‘Spacciano droga al Convitto Palmieri’. La segnalazione, poi il blitz dei carabinieri. In manette tre extracomunitari

​Blitz antidroga dei Carabinieri del Nucleo Operativo e Radiomobile della Compagnia di Lecce, in via Benedetto Cairoli, nel cortile del Convitto Palmieri, quartiere del centro storico e frequentato dalla gioventù leccese. Tre i cittadini extracomunitari finiti nei guai.

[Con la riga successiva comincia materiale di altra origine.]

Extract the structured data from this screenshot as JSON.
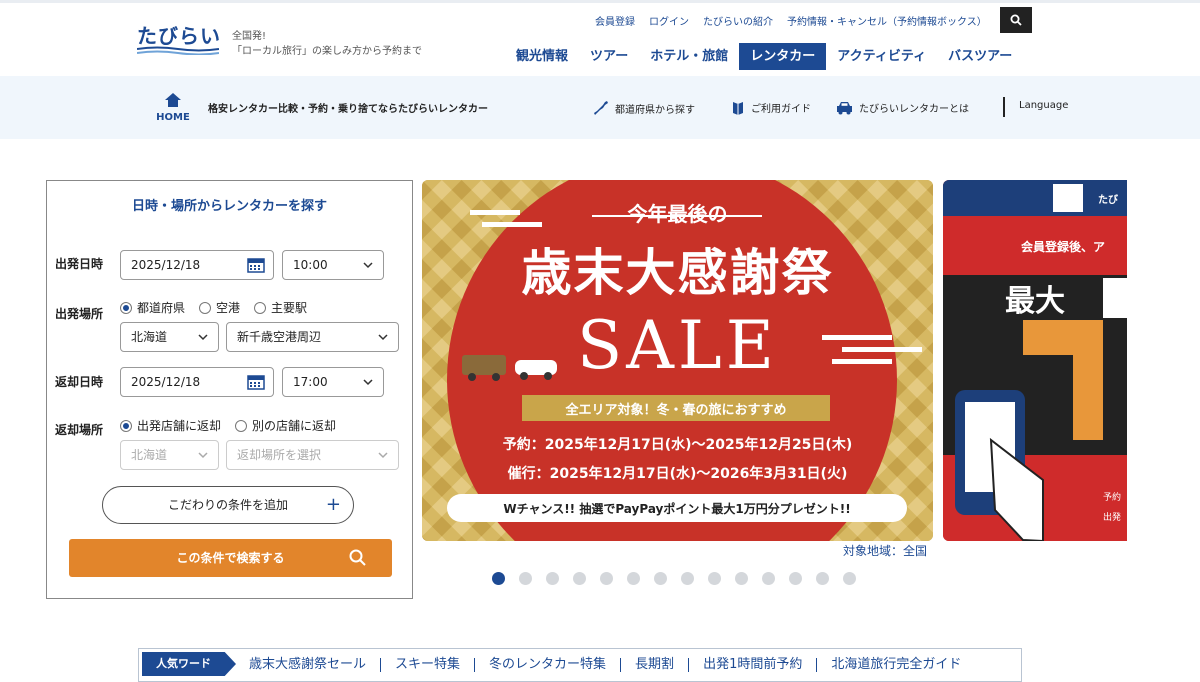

‘Spacciano droga in via Benedetto Cairoli’: la segnalazione, poi il blitz dei Carabinieri del Nucleo Operativo e Radiomobile della Compagnia di Lecce che ha acceso i riflettori sul Convitto Palmieri, quartiere a due passi dal centro storico e solitamente frequentato dai giovani che animano la movida leccese. Insomma, la telefonata in cui veniva ‘denunciata’ una alacre attività di spaccio ha spinto gli uomini in divisa ad approfondire la ‘questione’ per cercare riscontri ai sospetti. E i risultati non sono mancati.
  
I militari, che hanno ‘cinturato’ sono riusciti a fermare, con un intervento fulmineo, tre cittadini extracomunitari e un acquirente, “sorpreso” sui gradini del convitto mentre consumava lo stupefacente acquistato poco prima dagli spacciatori. Non era stato l’unico compratore. Altri giovani, potenziali acquirenti, alla vista dei carabinieri, si sono dileguati, facendo perdere le loro tracce per le stradine del centro storico.
  
Per quanto riguarda i pusher, invece, le perquisizioni personali  hanno permesso di rinvenire e sequestrare, complessivamente, 27 grammi di Hashish, 25 grammi di Marijuana, suddivise in dosi, e 150 euro in contanti di piccolo taglio, probabilmente il provento dello spaccio.
  
A finire in manette sono S.A., S.M. e Colley Moussa, volto già noto alle forze dell’ordine perché era finito nei guai in un’altra operazione antidroga dei Carabinieri, condotta in Via Duca degli Abruzzi, ad alcune centinaia di metri dal citato Convitto Palmieri.
  
I tre, su disposizione del Magistrato di turno, il Sostituto Procuratore della Repubblica, dott. Massimiliano Carducci, che si occupa del caso, sono stati accompagnati presso il carcere di Borgo San Nicola di Lecce.